Nagaland: ‘We are nothing without our forest and land’

‘Seasons of Life: Foraging and fermenting bambooshoot during ceasefire’ screened on zoom

Morung Express News
Kohima | June 26

“The ceasefire period has coincided with outmigration of youth from villages across the Naga ancestral domain. They carry with them the poignant memories of home, which includes seasonal food like fermented bambooshoot.” This is one of the significant highlights of the directorial debut of Dolly Kikon-“Seasons of Life: Foraging and fermenting bambooshoot during ceasefire” which was screened on Friday evening on Zoom.

Hosted by Zubaan, a feminist NGO that is an active participant, chronicler and publisher of the women’s movement since 1984 in collaboration with Heinrich Boell Stiftung India, the screening was followed by a conversation with Dolly Kikon, Uma Chakravarti and Yirmiyan Arthur. Dolly Kikon impressed upon that the relation Nagas have with forests is very special while highlighting different aspects of the journey of the film. She also observed that post ceasefire, after 1997, we Nagas have entrepreneurship and migration among other things and how with everything getting shut during this pandemic, many people have come back home.

Kikon is a feminist and an anthropologist who teaches at the University of Melbourne in Australia and her work focuses on the political economy of extractive resources, migration, development initiatives, gender relations, food cultures, and human rights in India. She is the author of two books “Leaving the Land: Indigenous Migration and Affective Labour in India” and “Living with Oil and Coal: Resource Politics and Militarization in Northeast India.”

During the conversation, Uma Chakravarti, an Indian historian and filmmaker remarked that “Seasons of Life” is a special genre of films that focuses on food as a way we understand culture and through it, unravels relationships. “What is striking to me is that there are at least 2-3 generation of people. You get the generations of life, and the relationship on that food, and of nature providing something that becomes a sustenance for creating a cycle for living”, she said.

From introduction of nature to foraging life, or featuring women who venture into the forests and sometimes coming across difficult circumstances such as encountering snakes to production of food or the music, which, she noted is “so everyday and nice” that actually highlights the everyday-ness, sustaining human need, Uma Chakravarti said the film manages to capture all of those beautifully.

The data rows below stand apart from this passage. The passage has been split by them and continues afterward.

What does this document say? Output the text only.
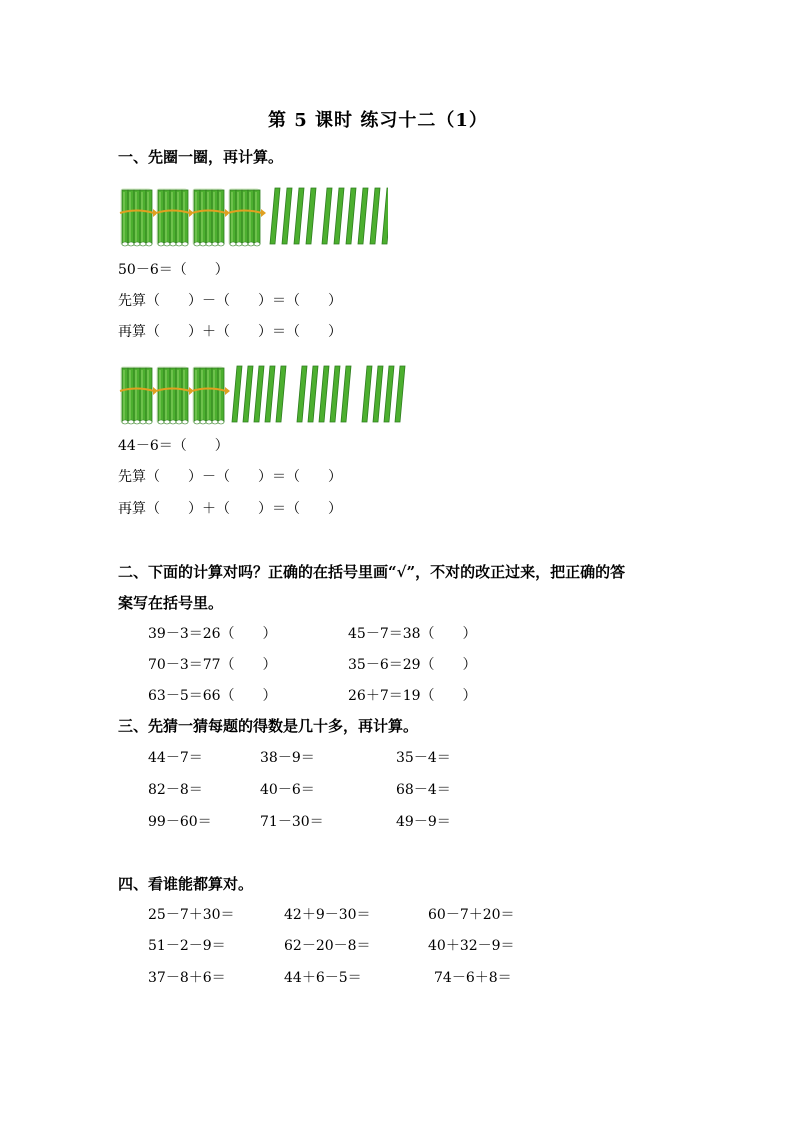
第 5 课时 练习十二（1）
一、先圈一圈，再计算。
50－6＝（　　）
先算（　　）－（　　）＝（　　）
再算（　　）＋（　　）＝（　　）
44－6＝（　　）
先算（　　）－（　　）＝（　　）
再算（　　）＋（　　）＝（　　）
二、下面的计算对吗？正确的在括号里画“√”，不对的改正过来，把正确的答
案写在括号里。
39－3＝26（　　）	45－7＝38（　　）
70－3＝77（　　）	35－6＝29（　　）
63－5＝66（　　）	26＋7＝19（　　）
三、先猜一猜每题的得数是几十多，再计算。
44－7＝	38－9＝	35－4＝
82－8＝	40－6＝	68－4＝
99－60＝	71－30＝	49－9＝
四、看谁能都算对。
25－7＋30＝	42＋9－30＝	60－7＋20＝
51－2－9＝	62－20－8＝	40＋32－9＝
37－8＋6＝	44＋6－5＝	74－6＋8＝
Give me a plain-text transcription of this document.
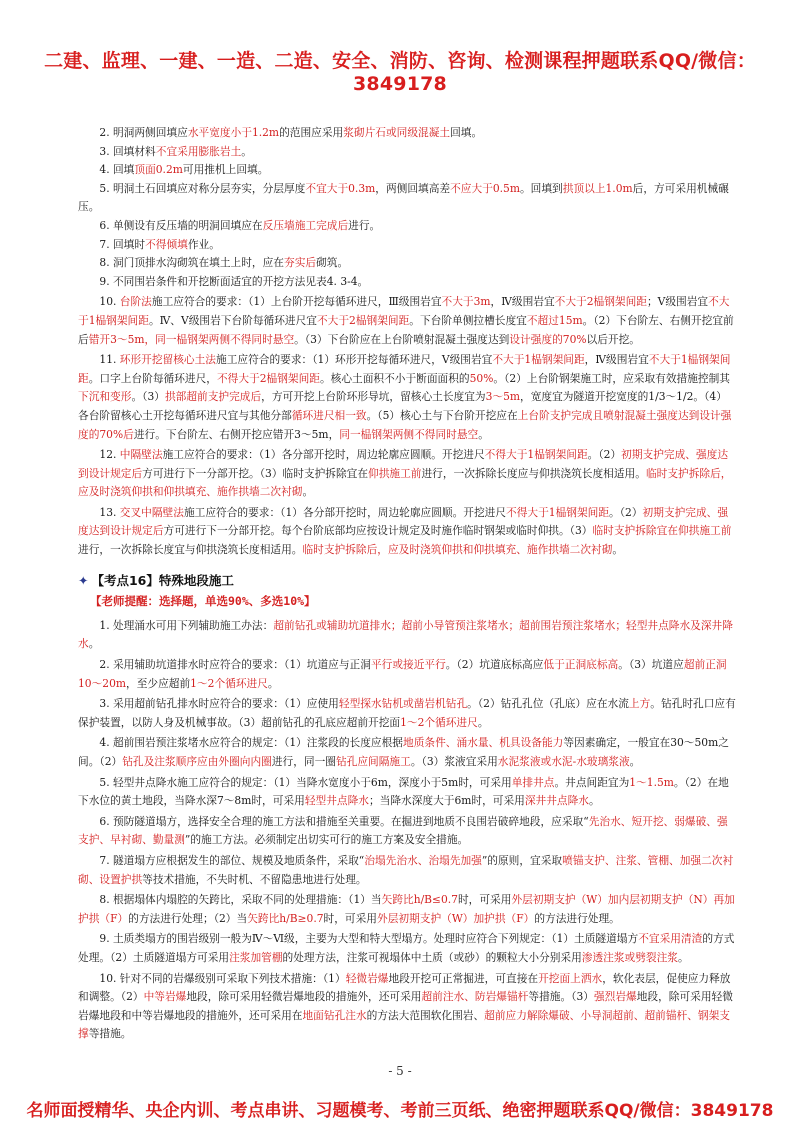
二建、监理、一建、一造、二造、安全、消防、咨询、检测课程押题联系QQ/微信：3849178

2. 明洞两侧回填应水平宽度小于1.2m的范围应采用浆砌片石或同级混凝土回填。

3. 回填材料不宜采用膨胀岩土。

4. 回填顶面0.2m可用推机上回填。

5. 明洞土石回填应对称分层夯实，分层厚度不宜大于0.3m，两侧回填高差不应大于0.5m。回填到拱顶以上1.0m后，方可采用机械碾压。

6. 单侧设有反压墙的明洞回填应在反压墙施工完成后进行。

7. 回填时不得倾填作业。

8. 洞门顶排水沟砌筑在填土上时，应在夯实后砌筑。

9. 不同围岩条件和开挖断面适宜的开挖方法见表4. 3-4。

10. 台阶法施工应符合的要求：（1）上台阶开挖每循环进尺，Ⅲ级围岩宜不大于3m，Ⅳ级围岩宜不大于2榀钢架间距；Ⅴ级围岩宜不大于1榀钢架间距。Ⅳ、Ⅴ级围岩下台阶每循环进尺宜不大于2榀钢架间距。下台阶单侧拉槽长度宜不超过15m。（2）下台阶左、右侧开挖宜前后错开3～5m，同一榀钢架两侧不得同时悬空。（3）下台阶应在上台阶喷射混凝土强度达到设计强度的70%以后开挖。

11. 环形开挖留核心土法施工应符合的要求：（1）环形开挖每循环进尺，Ⅴ级围岩宜不大于1榀钢架间距，Ⅳ级围岩宜不大于1榀钢架间距。口字上台阶每循环进尺，不得大于2榀钢架间距。核心土面积不小于断面面积的50%。（2）上台阶钢架施工时，应采取有效措施控制其下沉和变形。（3）拱部超前支护完成后，方可开挖上台阶环形导坑，留核心土长度宜为3～5m，宽度宜为隧道开挖宽度的1/3～1/2。（4）各台阶留核心土开挖每循环进尺宜与其他分部循环进尺相一致。（5）核心土与下台阶开挖应在上台阶支护完成且喷射混凝土强度达到设计强度的70%后进行。下台阶左、右侧开挖应错开3～5m，同一榀钢架两侧不得同时悬空。

12. 中隔壁法施工应符合的要求：（1）各分部开挖时，周边轮廓应圆顺。开挖进尺不得大于1榀钢架间距。（2）初期支护完成、强度达到设计规定后方可进行下一分部开挖。（3）临时支护拆除宜在仰拱施工前进行，一次拆除长度应与仰拱浇筑长度相适用。临时支护拆除后，应及时浇筑仰拱和仰拱填充、施作拱墙二次衬砌。

13. 交叉中隔壁法施工应符合的要求：（1）各分部开挖时，周边轮廓应圆顺。开挖进尺不得大于1榀钢架间距。（2）初期支护完成、强度达到设计规定后方可进行下一分部开挖。每个台阶底部均应按设计规定及时施作临时钢架或临时仰拱。（3）临时支护拆除宜在仰拱施工前进行，一次拆除长度宜与仰拱浇筑长度相适用。临时支护拆除后，应及时浇筑仰拱和仰拱填充、施作拱墙二次衬砌。

✦ 【考点16】特殊地段施工
【老师提醒：选择题，单选90%、多选10%】

1. 处理涌水可用下列辅助施工办法：超前钻孔或辅助坑道排水；超前小导管预注浆堵水；超前围岩预注浆堵水；轻型井点降水及深井降水。

2. 采用辅助坑道排水时应符合的要求：（1）坑道应与正洞平行或接近平行。（2）坑道底标高应低于正洞底标高。（3）坑道应超前正洞10～20m，至少应超前1～2个循环进尺。

3. 采用超前钻孔排水时应符合的要求：（1）应使用轻型探水钻机或凿岩机钻孔。（2）钻孔孔位（孔底）应在水流上方。钻孔时孔口应有保护装置，以防人身及机械事故。（3）超前钻孔的孔底应超前开挖面1～2个循环进尺。

4. 超前围岩预注浆堵水应符合的规定：（1）注浆段的长度应根据地质条件、涌水量、机具设备能力等因素确定，一般宜在30～50m之间。（2）钻孔及注浆顺序应由外圈向内圈进行，同一圈钻孔应间隔施工。（3）浆液宜采用水泥浆液或水泥-水玻璃浆液。

5. 轻型井点降水施工应符合的规定：（1）当降水宽度小于6m，深度小于5m时，可采用单排井点。井点间距宜为1～1.5m。（2）在地下水位的黄土地段，当降水深7～8m时，可采用轻型井点降水；当降水深度大于6m时，可采用深井井点降水。

6. 预防隧道塌方，选择安全合理的施工方法和措施至关重要。在掘进到地质不良围岩破碎地段，应采取“先治水、短开挖、弱爆破、强支护、早衬砌、勤量测”的施工方法。必须制定出切实可行的施工方案及安全措施。

7. 隧道塌方应根据发生的部位、规模及地质条件，采取“治塌先治水、治塌先加强”的原则，宜采取喷锚支护、注浆、管棚、加强二次衬砌、设置护拱等技术措施，不失时机、不留隐患地进行处理。

8. 根据塌体内塌腔的矢跨比，采取不同的处理措施：（1）当矢跨比h/B≤0.7时，可采用外层初期支护（W）加内层初期支护（N）再加护拱（F）的方法进行处理；（2）当矢跨比h/B≥0.7时，可采用外层初期支护（W）加护拱（F）的方法进行处理。

9. 土质类塌方的围岩级别一般为Ⅳ～Ⅵ级，主要为大型和特大型塌方。处理时应符合下列规定：（1）土质隧道塌方不宜采用清渣的方式处理。（2）土质隧道塌方可采用注浆加管棚的处理方法，注浆可视塌体中土质（或砂）的颗粒大小分别采用渗透注浆或劈裂注浆。

10. 针对不同的岩爆级别可采取下列技术措施：（1）轻微岩爆地段开挖可正常掘进，可直接在开挖面上洒水，软化表层，促使应力释放和调整。（2）中等岩爆地段，除可采用轻微岩爆地段的措施外，还可采用超前注水、防岩爆锚杆等措施。（3）强烈岩爆地段，除可采用轻微岩爆地段和中等岩爆地段的措施外，还可采用在地面钻孔注水的方法大范围软化围岩、超前应力解除爆破、小导洞超前、超前锚杆、钢架支撑等措施。

- 5 -
名师面授精华、央企内训、考点串讲、习题模考、考前三页纸、绝密押题联系QQ/微信：3849178
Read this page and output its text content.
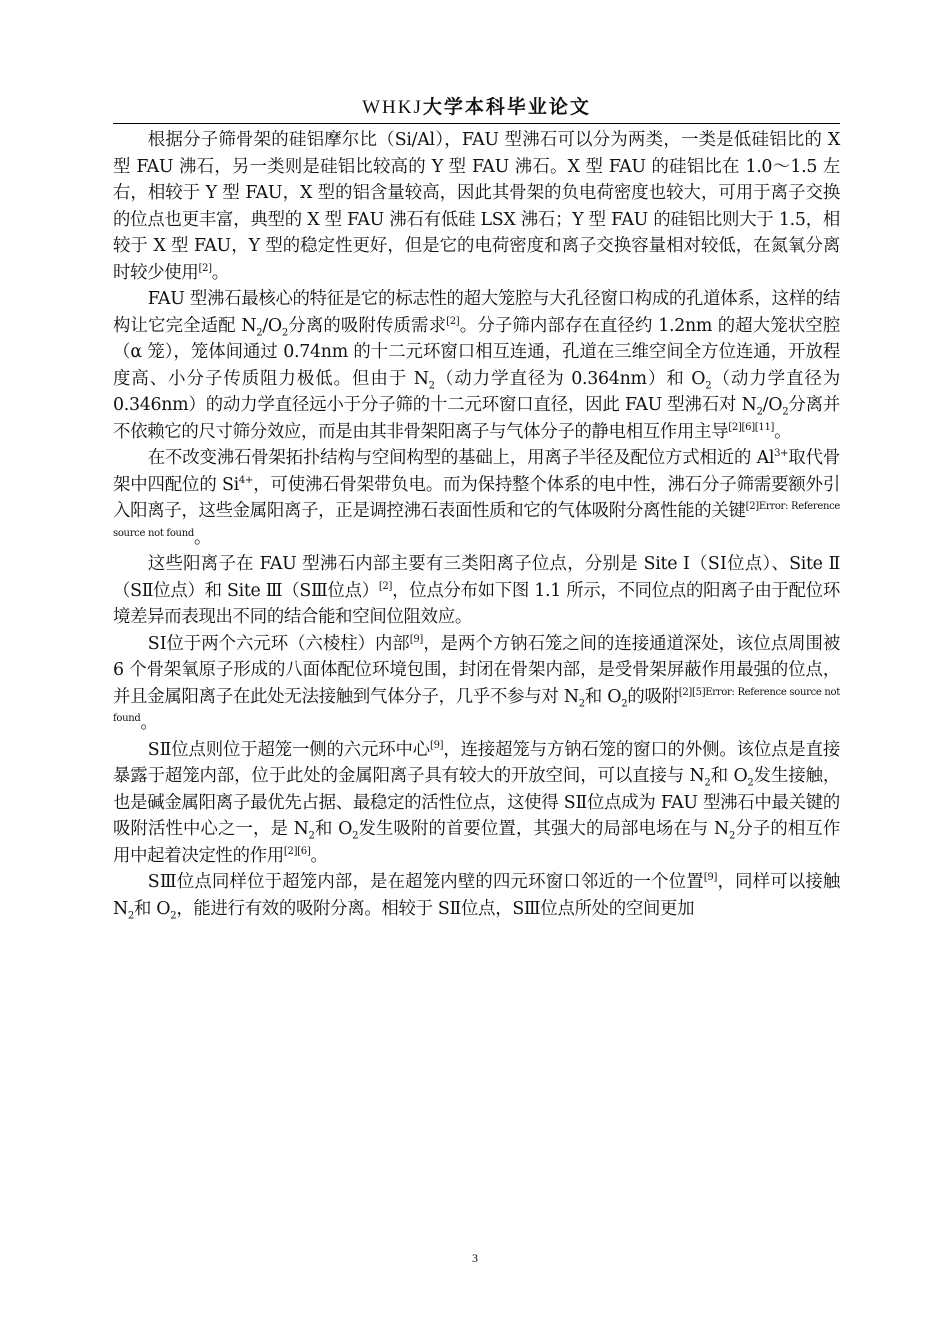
WHKJ大学本科毕业论文

根据分子筛骨架的硅铝摩尔比（Si/Al），FAU 型沸石可以分为两类，一类是低硅铝比的 X 型 FAU 沸石，另一类则是硅铝比较高的 Y 型 FAU 沸石。X 型 FAU 的硅铝比在 1.0～1.5 左右，相较于 Y 型 FAU，X 型的铝含量较高，因此其骨架的负电荷密度也较大，可用于离子交换的位点也更丰富，典型的 X 型 FAU 沸石有低硅 LSX 沸石；Y 型 FAU 的硅铝比则大于 1.5，相较于 X 型 FAU，Y 型的稳定性更好，但是它的电荷密度和离子交换容量相对较低，在氮氧分离时较少使用[2]。

FAU 型沸石最核心的特征是它的标志性的超大笼腔与大孔径窗口构成的孔道体系，这样的结构让它完全适配 $N_2/O_2$分离的吸附传质需求[2]。分子筛内部存在直径约 1.2nm 的超大笼状空腔（α 笼），笼体间通过 0.74nm 的十二元环窗口相互连通，孔道在三维空间全方位连通，开放程度高、小分子传质阻力极低。但由于 $N_2$（动力学直径为 0.364nm）和 $O_2$（动力学直径为 0.346nm）的动力学直径远小于分子筛的十二元环窗口直径，因此 FAU 型沸石对 $N_2/O_2$分离并不依赖它的尺寸筛分效应，而是由其非骨架阳离子与气体分子的静电相互作用主导[2][6][11]。

在不改变沸石骨架拓扑结构与空间构型的基础上，用离子半径及配位方式相近的 $Al^{3+}$取代骨架中四配位的 $Si^{4+}$，可使沸石骨架带负电。而为保持整个体系的电中性，沸石分子筛需要额外引入阳离子，这些金属阳离子，正是调控沸石表面性质和它的气体吸附分离性能的关键$^{[2]Error: Reference source not found}$。

这些阳离子在 FAU 型沸石内部主要有三类阳离子位点，分别是 Site Ⅰ（SⅠ位点）、Site Ⅱ（SⅡ位点）和 Site Ⅲ（SⅢ位点）[2]，位点分布如下图 1.1 所示，不同位点的阳离子由于配位环境差异而表现出不同的结合能和空间位阻效应。

SⅠ位于两个六元环（六棱柱）内部[9]，是两个方钠石笼之间的连接通道深处，该位点周围被 6 个骨架氧原子形成的八面体配位环境包围，封闭在骨架内部，是受骨架屏蔽作用最强的位点，并且金属阳离子在此处无法接触到气体分子，几乎不参与对 $N_2$和 $O_2$的吸附$^{[2][5]Error: Reference source not found}$。

SⅡ位点则位于超笼一侧的六元环中心[9]，连接超笼与方钠石笼的窗口的外侧。该位点是直接暴露于超笼内部，位于此处的金属阳离子具有较大的开放空间，可以直接与 $N_2$和 $O_2$发生接触，也是碱金属阳离子最优先占据、最稳定的活性位点，这使得 SⅡ位点成为 FAU 型沸石中最关键的吸附活性中心之一，是 $N_2$和 $O_2$发生吸附的首要位置，其强大的局部电场在与 $N_2$分子的相互作用中起着决定性的作用[2][6]。

SⅢ位点同样位于超笼内部，是在超笼内壁的四元环窗口邻近的一个位置[9]，同样可以接触 $N_2$和 $O_2$，能进行有效的吸附分离。相较于 SⅡ位点，SⅢ位点所处的空间更加

3
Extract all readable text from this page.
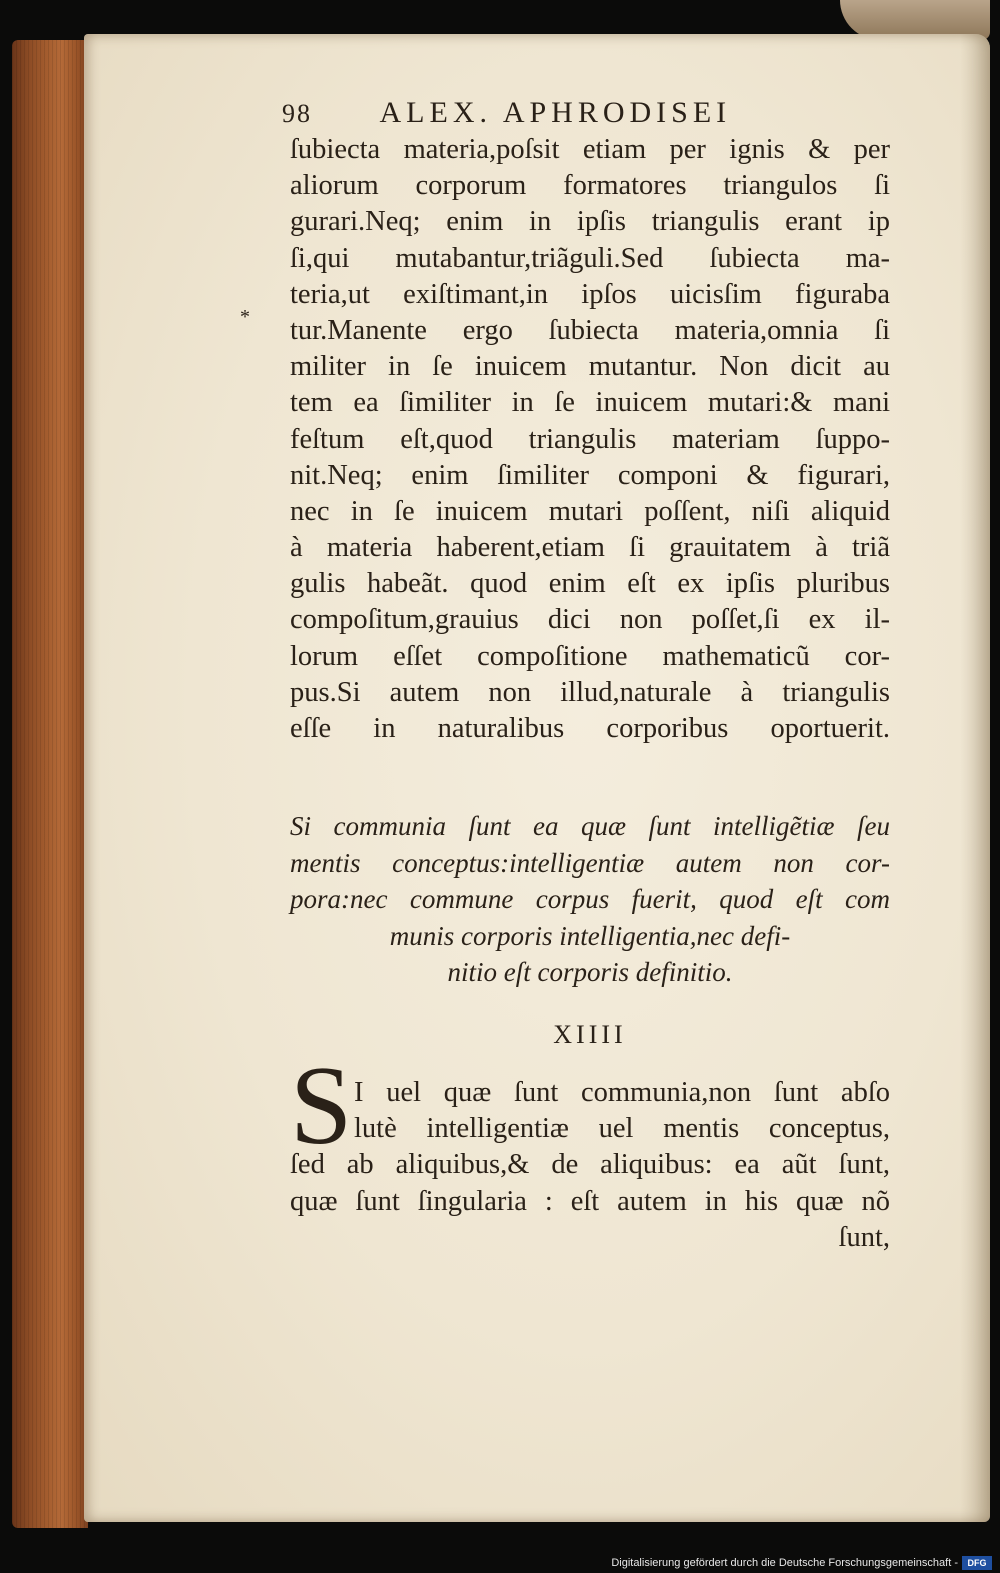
98 ALEX. APHRODISEI
*
ſubiecta materia,poſsit etiam per ignis & per
aliorum corporum formatores triangulos ſi
gurari.Neq; enim in ipſis triangulis erant ip
ſi,qui mutabantur,triãguli.Sed ſubiecta ma-
teria,ut exiſtimant,in ipſos uicisſim figuraba
tur.Manente ergo ſubiecta materia,omnia ſi
militer in ſe inuicem mutantur. Non dicit au
tem ea ſimiliter in ſe inuicem mutari:& mani
feſtum eſt,quod triangulis materiam ſuppo-
nit.Neq; enim ſimiliter componi & figurari,
nec in ſe inuicem mutari poſſent, niſi aliquid
à materia haberent,etiam ſi grauitatem à triã
gulis habeãt. quod enim eſt ex ipſis pluribus
compoſitum,grauius dici non poſſet,ſi ex il-
lorum eſſet compoſitione mathematicũ cor-
pus.Si autem non illud,naturale à triangulis
eſſe in naturalibus corporibus oportuerit.
Si communia ſunt ea quæ ſunt intelligẽtiæ ſeu
mentis conceptus:intelligentiæ autem non cor-
pora:nec commune corpus fuerit, quod eſt com
munis corporis intelligentia,nec defi-
nitio eſt corporis definitio.
XIIII
S I uel quæ ſunt communia,non ſunt abſo
lutè intelligentiæ uel mentis conceptus,
ſed ab aliquibus,& de aliquibus: ea aũt ſunt,
quæ ſunt ſingularia : eſt autem in his quæ nõ
ſunt,
Digitalisierung gefördert durch die Deutsche Forschungsgemeinschaft -	DFG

Yirmiyan Arthur, who is a Photo Editor with the Associated Press, also conveyed that it is a beautiful film with soothing music while touching upon how forest is very important for us and how we need to be preserving it. “We are nothing without our forest and our land”, she asserted. Towards this end, she recalled the time when Naga villages were burnt and how people took shelter in the jungle, or how during this present time of the pandemic, forest still play an important role in providing food. She further pointed out how during the lockdown period, some villages generously shared fresh, organic vegetables with town dwellers, an indication of the connection between food and forest.

Earlier, Urvashi Butalia, Publisher, Zubaan expressed that Dolly’s film is so important. “Seasons of Life” that runs for 11 minutes and 40 seconds, she said is “not only about home, but livelihood, work, gender, domestic relationships between the households, and also a film about poverty and migration.”

Mentioned may be made here that the film was screened under one of the Zubaan NGO’s projects—“Cultures of Peace: Festival of the Northeast, run in collaboration with Heinrich Boell Stiftung India.” The Cultures of Peace project aims to create spaces for conversation on issues relevant to the Northeastern states through the avenue of the arts and culture, i.e. photography, writing and literature, filmmaking, activism, and more.